By Hansje de Zwaan Johnson
From "Vignettes from a teenager during the German occupation of the Netherlands, 1940-45)
©2001, 2008 Hansje de Zwaan Johnson
Another Underground member named Arnout Bosman lived next door to the Vleemas with his parents and two sisters. His father was in the hospital recovering from an operation.
The Bosman family also hadn't relinquished their radio to the German Headquarters. Arnout printed and published (illegally) a weekly newsletter. I delivered this to people who supported several resistance efforts, such as sheltering British pilots who were shot down over the Netherlands, and building up an arsenal for the future when our liberators might need our help.
When the soldiers broke into their neighbor's home, Mrs. Bosman heard the racket and saw the Nazis enter. She quickly hid their radio. She also was afraid that Arnout might be arrested. He was 20 years old, so even if the radio wasn't found, he still fell into the age group for forced labor. She told Arnout to follow her upstairs to the front bedroom. There she placed a high-backed antique chair wwith wide armrests in front of the open window. She told Arnout to sit down, mumbling: "Thank God you're not as tall as your Vader." She then pulled the heavy spread from the bed and hung it over Arnout.

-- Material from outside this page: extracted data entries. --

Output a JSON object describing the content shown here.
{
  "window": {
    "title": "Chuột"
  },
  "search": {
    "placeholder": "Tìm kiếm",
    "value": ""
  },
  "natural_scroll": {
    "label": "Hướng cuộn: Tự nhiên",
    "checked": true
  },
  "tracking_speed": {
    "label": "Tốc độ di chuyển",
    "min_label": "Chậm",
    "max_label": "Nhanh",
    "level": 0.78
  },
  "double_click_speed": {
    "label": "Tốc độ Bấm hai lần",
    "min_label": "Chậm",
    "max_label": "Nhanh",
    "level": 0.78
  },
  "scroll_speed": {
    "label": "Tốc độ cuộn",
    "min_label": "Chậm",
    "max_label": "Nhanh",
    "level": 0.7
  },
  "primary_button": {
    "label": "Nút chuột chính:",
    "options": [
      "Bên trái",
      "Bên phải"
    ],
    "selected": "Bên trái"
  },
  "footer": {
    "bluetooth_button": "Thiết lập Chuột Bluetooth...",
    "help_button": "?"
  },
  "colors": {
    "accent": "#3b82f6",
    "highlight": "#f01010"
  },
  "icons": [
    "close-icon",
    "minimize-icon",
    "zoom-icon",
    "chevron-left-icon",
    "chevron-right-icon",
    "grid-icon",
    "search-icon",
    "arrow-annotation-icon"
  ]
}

"You're choking me!" he objected.
"Don't move, and not another peep out of you!" she admonished, adding: "I'd rather have you choke than be shot!"
Next she stripped the sheets from the bed and hung those over Arnout as well. He was now totally encapsuled from head to feet.
"Good," she said. "I can't see one little bit of you." Nervously, she added: "Remember, do as I told you. Don't move and don't breathe!"
They could hear the loud banging on the front door.
"May the Lord keep and save you," she mumbled as she turned to leave the room.
On her way downstairs she hoped that the German soldiers also had mothers, who, like most Dutch women, frequently aired the bedding over chairs or over the window sills.
Arnout had two very pretty sisters and when one of them opened the door, the officer stuck out his chest, and clicked his heels. He smiled, showing a row of alligator teeth, and asked her name. The other sister, who stood behind her, whispered something. Both of them gave an insincere half smile.
The officer told the soldiers to take it easy, and just check through the house. When Arnout's mother entered the room, he asked if she had a radio in the house. She quickly answered, "Nein. Nein."
The soldiers, after checking the downstairs, went upstairs. They could be heard rummaging through the bedrooms in the back. When Mrs. Bosman heard the clumping of their boots in the front bedroom, she quickly walked to the kitchen so that her fear wouldn't show.
The sisters, having no idea where Arnout was, sat down on the couch, staring at each other. The officer asked where their father was and if they had any brothers. They shrugged their shoulders as if they didn't understand him.
Mrs. Bosman, now in control of herself, called from the kitchen and asked if someone would come to help her. The officer seemed to understand what she said and sat down. The girls ran from the room. They quickly returned from the kitchen, followed by their mother with a tray.
Mrs. Bosman, who spoke German, asked the officer if he would like a cup of tea. Although he showed his pointed row of teeth again, he declined. He asked where her husband was and if she did not have sons, to which she answered that her husband was hospitalized, and her son worked in a factory near Berlin. Her answers seemed to satisfy him. He told his soldiers to leave.
Making a small bow, he lifted Mrs. Bosman's hand and kissed it; then he said that it was an exception to meet a Dutch lady who spoke such excellent German.
She was fervently hoping that he would shut up and disappear, especially not being sure if Arnout was all right, so she quickly changed the subject. Pointing to the window, she exclaimed: "Officer, something really should be done about those dogs running loose in the street. It's a terrible nuisance!"
Ready for action, he again clicked his heels, stating he would look into it immediately. At the door he made a half turn, saying: "Auf wiedersehen."
Mrs. Bosman nodded, hoping that was the last she'd see of him. She shut the door behind him.
"Where is Arnout?" the girls asked.
"Wait a moment. Let's be sure they're gone," their mother said. She peeked from between the lace curtains out the window.
"Come, girls. Let's get Arnout!" she called as she ran upstairs with the girls at her heels.
They found Arnout, red-faced, sitting on the floor, rubbing his head.
"Jesus!" he exclaimed. "The bastards almost got me! When one of them passed by me to look out the window he bumped into my elbow. Must have been my bony elbow that made him think I was part of the chair. I thought for sure I was a goner."
"One thing's for sure," Mrs. Bosman said. "We must make a better hiding place for you in case those Moffen pester us again!"